Team:Hamburg/Experiments

Experiments

Agarosegel (1%) :

0.6 g/1.5 g Agarose

60 mL/ 150 mL TEA-Buffer heat in microwave until agarose is dissolved. Cool down and add 6 μL/ 15 μL EtBr Transfer into gel slide and cool for 30 min.

Electrophoresis:

45 min @120V

Antibiotic Stocks:

34 mg/mL preparation of Chloramphenicol Stock (EtOH) (Cam: 34 mg/mL in Ethanol; Amp: 100 mg/mL in H2O; Kan: 50 mg/mL in H2O)

1. dissolve 34 mg of Chloramphenicol in 1 mL 100% ethanol

2. filter through a 0.22 μL filter to sterilize

3. use at 1:1000 dilution in LB or LB-agar

4. mark as CAmp (top) and CAmp/dd.mm.yy/34 mg/mL (side) in Antibiotics

5. store at -20 °C

Competent cells:

1. Grow the cells at 37°C till OD=0.2/0.4

2. Chill the culture on ice for 5 min.

3. Collect cells by centrifugation, 6000rpm 10min 4°

4. Gently resuspend the cells from 500ml LB in 40 mL cold Ca/glycerol buffer on ice.

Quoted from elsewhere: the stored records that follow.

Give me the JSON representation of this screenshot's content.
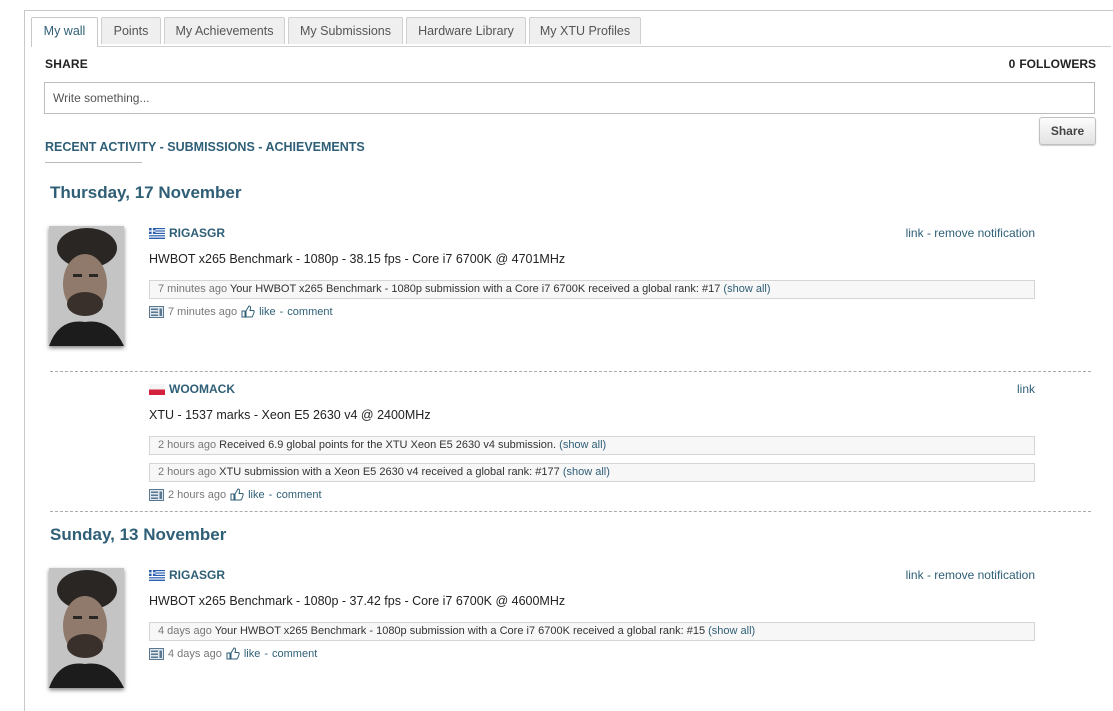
{
  "tabs": [
    {
      "label": "My wall"
    },
    {
      "label": "Points"
    },
    {
      "label": "My Achievements"
    },
    {
      "label": "My Submissions"
    },
    {
      "label": "Hardware Library"
    },
    {
      "label": "My XTU Profiles"
    }
  ],
  "share": {
    "label": "SHARE",
    "followers_count": "0",
    "followers_label": "FOLLOWERS",
    "placeholder": "Write something...",
    "button_label": "Share"
  },
  "filters": {
    "recent": "RECENT ACTIVITY",
    "submissions": "SUBMISSIONS",
    "achievements": "ACHIEVEMENTS",
    "separator": "-"
  },
  "days": [
    {
      "date": "Thursday, 17 November",
      "entries": [
        {
          "user": "RIGASGR",
          "flag": "greece",
          "title": "HWBOT x265 Benchmark - 1080p - 38.15 fps - Core i7 6700K @ 4701MHz",
          "link": "link",
          "remove": "remove notification",
          "notifications": [
            {
              "time": "7 minutes ago",
              "text": "Your HWBOT x265 Benchmark - 1080p submission with a Core i7 6700K received a global rank: #17",
              "show_all": "(show all)"
            }
          ],
          "meta": {
            "time": "7 minutes ago",
            "like": "like",
            "comment": "comment"
          }
        },
        {
          "user": "WOOMACK",
          "flag": "poland",
          "title": "XTU - 1537 marks - Xeon E5 2630 v4 @ 2400MHz",
          "link": "link",
          "notifications": [
            {
              "time": "2 hours ago",
              "text": "Received 6.9 global points for the XTU Xeon E5 2630 v4 submission.",
              "show_all": "(show all)"
            },
            {
              "time": "2 hours ago",
              "text": "XTU submission with a Xeon E5 2630 v4 received a global rank: #177",
              "show_all": "(show all)"
            }
          ],
          "meta": {
            "time": "2 hours ago",
            "like": "like",
            "comment": "comment"
          }
        }
      ]
    },
    {
      "date": "Sunday, 13 November",
      "entries": [
        {
          "user": "RIGASGR",
          "flag": "greece",
          "title": "HWBOT x265 Benchmark - 1080p - 37.42 fps - Core i7 6700K @ 4600MHz",
          "link": "link",
          "remove": "remove notification",
          "notifications": [
            {
              "time": "4 days ago",
              "text": "Your HWBOT x265 Benchmark - 1080p submission with a Core i7 6700K received a global rank: #15",
              "show_all": "(show all)"
            }
          ],
          "meta": {
            "time": "4 days ago",
            "like": "like",
            "comment": "comment"
          }
        }
      ]
    }
  ],
  "colors": {
    "accent": "#2f5f77",
    "greece_blue": "#2b5fae",
    "poland_red": "#d4213d"
  }
}
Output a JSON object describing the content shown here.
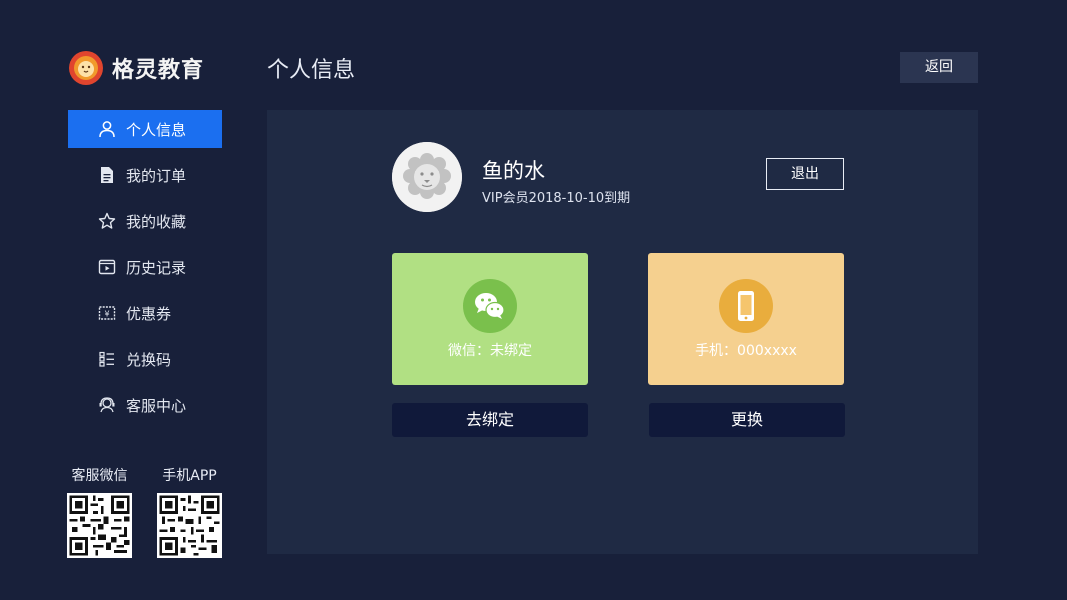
{
  "brand": {
    "name": "格灵教育"
  },
  "header": {
    "title": "个人信息",
    "back_label": "返回"
  },
  "sidebar": {
    "items": [
      {
        "label": "个人信息",
        "icon": "user-icon",
        "active": true
      },
      {
        "label": "我的订单",
        "icon": "document-icon"
      },
      {
        "label": "我的收藏",
        "icon": "star-icon"
      },
      {
        "label": "历史记录",
        "icon": "history-icon"
      },
      {
        "label": "优惠券",
        "icon": "coupon-icon"
      },
      {
        "label": "兑换码",
        "icon": "redeem-code-icon"
      },
      {
        "label": "客服中心",
        "icon": "support-icon"
      }
    ],
    "qr": [
      {
        "label": "客服微信",
        "icon": "qr-code-icon"
      },
      {
        "label": "手机APP",
        "icon": "qr-code-icon"
      }
    ]
  },
  "profile": {
    "username": "鱼的水",
    "vip": "VIP会员2018-10-10到期",
    "logout_label": "退出"
  },
  "bindings": {
    "wechat": {
      "text": "微信：未绑定",
      "action": "去绑定",
      "color": "#b1e083",
      "icon": "wechat-icon"
    },
    "phone": {
      "text": "手机：000xxxx",
      "action": "更换",
      "color": "#f5d08f",
      "icon": "phone-icon"
    }
  },
  "colors": {
    "background": "#18203a",
    "panel": "#1f2a44",
    "accent": "#1b6ff0"
  }
}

5. Incubate the cells on ice for 5~30 min.

6. Repeat step 3 and 4.

7. Incubate the resuspended cells in Ca/glycerol buffer on ice for 30min. (The longer, the better)

8. Collect cells by centrifugation, 6000 rpm 10 min 4°C

9. Resuspend cells from 500ml LB in 6ml Ca/glycerol buffer.

10. Aliquote 150ul/tube. Freeze in liquid N2 and store in 80°C.

Cryo Stocks:

1. Grow the Cells at 37°C till OD=0.2-0.4

2. Chill the culture on ice for 5 min.

3. Select cells by centrifugation, 6000 rpm/10 min/4°C

4. Gently resuspend the cells from 500ml LB in 40 mL cold Ca/glycerol buffer on ice.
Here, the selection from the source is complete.